Die Kosten der mit der dynamischen Bevölkerungsentwicklung und der hohen Umlandversorgung verbundenen Leistungszuwächse dürfen nicht einseitig auf die Krankenhäuser abgewälzt werden. Die mit dem Krankenhausstrukturgesetz vorgesehenen hohen Abschläge für Mehrleistungen sind für Berlin in Anbetracht des begründeten Kapazitätsaufbaus nicht sachgerecht; der mit dem Krankenhausplan vorgesehene und dringend notwendige Bettenaufbau wird insoweit nicht adäquat finanziert. Hierfür müsste ein Ausnahmetatbestand, wie bisher auch, im Gesetz verankert werden.

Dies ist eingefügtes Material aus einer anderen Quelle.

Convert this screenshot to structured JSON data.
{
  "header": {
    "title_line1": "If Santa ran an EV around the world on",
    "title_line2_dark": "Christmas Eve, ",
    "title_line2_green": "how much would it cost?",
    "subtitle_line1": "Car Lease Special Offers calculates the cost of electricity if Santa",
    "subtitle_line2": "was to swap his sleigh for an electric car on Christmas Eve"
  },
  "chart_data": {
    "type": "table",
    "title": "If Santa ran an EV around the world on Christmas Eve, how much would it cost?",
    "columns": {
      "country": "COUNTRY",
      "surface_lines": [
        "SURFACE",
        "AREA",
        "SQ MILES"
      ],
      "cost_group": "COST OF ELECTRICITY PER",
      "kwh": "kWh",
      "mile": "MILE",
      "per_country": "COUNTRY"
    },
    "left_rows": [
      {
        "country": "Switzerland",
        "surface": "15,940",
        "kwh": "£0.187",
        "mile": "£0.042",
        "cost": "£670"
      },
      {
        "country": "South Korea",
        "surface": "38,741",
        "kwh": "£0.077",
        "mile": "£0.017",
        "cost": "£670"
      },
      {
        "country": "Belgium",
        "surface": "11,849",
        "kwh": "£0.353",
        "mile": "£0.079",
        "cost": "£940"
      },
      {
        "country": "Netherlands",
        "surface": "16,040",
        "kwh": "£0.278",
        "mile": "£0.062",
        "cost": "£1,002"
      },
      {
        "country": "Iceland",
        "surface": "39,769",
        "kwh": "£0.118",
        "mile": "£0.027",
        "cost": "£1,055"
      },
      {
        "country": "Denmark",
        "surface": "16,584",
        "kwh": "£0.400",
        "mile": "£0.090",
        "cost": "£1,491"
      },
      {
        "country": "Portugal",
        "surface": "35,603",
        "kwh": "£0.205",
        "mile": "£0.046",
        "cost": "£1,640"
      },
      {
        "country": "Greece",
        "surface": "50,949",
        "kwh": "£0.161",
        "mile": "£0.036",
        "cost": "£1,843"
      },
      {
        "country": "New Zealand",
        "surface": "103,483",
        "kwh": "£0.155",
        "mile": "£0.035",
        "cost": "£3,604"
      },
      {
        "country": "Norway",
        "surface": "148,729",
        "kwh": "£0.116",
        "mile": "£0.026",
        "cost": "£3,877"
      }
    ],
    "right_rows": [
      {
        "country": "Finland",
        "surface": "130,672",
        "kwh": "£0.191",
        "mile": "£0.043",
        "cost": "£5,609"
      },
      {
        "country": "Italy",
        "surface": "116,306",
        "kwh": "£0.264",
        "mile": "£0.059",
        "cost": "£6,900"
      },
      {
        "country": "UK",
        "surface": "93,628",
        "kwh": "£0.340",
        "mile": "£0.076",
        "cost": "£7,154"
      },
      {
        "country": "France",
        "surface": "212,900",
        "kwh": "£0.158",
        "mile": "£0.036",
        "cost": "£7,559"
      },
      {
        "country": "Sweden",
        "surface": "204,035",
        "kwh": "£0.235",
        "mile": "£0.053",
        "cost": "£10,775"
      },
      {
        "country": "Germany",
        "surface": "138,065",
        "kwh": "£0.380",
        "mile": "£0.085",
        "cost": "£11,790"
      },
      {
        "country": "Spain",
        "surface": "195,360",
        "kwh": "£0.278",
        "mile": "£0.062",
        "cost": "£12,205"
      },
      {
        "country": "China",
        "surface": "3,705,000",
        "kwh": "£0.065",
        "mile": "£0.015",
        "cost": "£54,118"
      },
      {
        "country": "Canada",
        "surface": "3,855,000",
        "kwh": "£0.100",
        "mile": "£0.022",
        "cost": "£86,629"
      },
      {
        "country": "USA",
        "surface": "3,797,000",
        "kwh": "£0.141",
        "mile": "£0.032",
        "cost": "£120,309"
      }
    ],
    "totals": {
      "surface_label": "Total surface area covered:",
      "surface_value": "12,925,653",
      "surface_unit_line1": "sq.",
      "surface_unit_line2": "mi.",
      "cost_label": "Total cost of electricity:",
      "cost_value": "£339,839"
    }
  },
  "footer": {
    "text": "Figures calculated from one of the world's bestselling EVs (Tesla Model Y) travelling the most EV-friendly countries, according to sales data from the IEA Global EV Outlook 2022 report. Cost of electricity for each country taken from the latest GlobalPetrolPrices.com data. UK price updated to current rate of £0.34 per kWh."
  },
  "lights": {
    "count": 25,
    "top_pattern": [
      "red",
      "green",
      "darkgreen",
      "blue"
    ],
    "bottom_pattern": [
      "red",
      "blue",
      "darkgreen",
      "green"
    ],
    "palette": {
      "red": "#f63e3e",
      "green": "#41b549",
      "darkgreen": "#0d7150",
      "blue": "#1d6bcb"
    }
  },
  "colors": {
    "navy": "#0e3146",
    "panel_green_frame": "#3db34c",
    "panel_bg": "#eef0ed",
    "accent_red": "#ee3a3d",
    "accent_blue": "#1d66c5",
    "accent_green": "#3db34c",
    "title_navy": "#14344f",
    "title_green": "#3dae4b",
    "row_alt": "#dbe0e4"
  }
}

Die Erfüllung der personellen und strukturellen Qualitätsvorgaben und die Herausforderungen der mit der wachsenden Stadt und den demographischen Veränderungen verbundenen Entwicklungen erfordern zudem die Bereitstellung deutlich höherer Investitionsmittel durch das Land Berlin. Die bestehende unzureichende Investitionsfinanzierung begrenzt die Möglichkeiten, die Qualität im Krankenhausbereich durch Investitionen weiter zu verbessern. Der aktuell vorgesehene Haushaltsansatz im Doppelhaushalt 2016/2017 (jeweils rund 107 bzw. 109 Mio. Euro) stellt einen ersten Schritt in die richtige Richtung dar, bleibt aber weit hinter den dringend benötigten rund 240 Mio. Euro pro Jahr zurück. „Aufgrund des erheblichen investiven Nachholbedarfs und des notwendigen Aufbaus der Versorgungsstrukturen für die wachsende Stadt ist eine klare, nachhaltige und zukunftsorientierte Investitionsstrategie des Landes, die den Investitionsbedarf der Krankenhäuser aufnimmt, gefordert. Entsprechend sind Nachbesserungen am Doppelhaushalt dringend notwendig“, hebt Uwe Slama hervor.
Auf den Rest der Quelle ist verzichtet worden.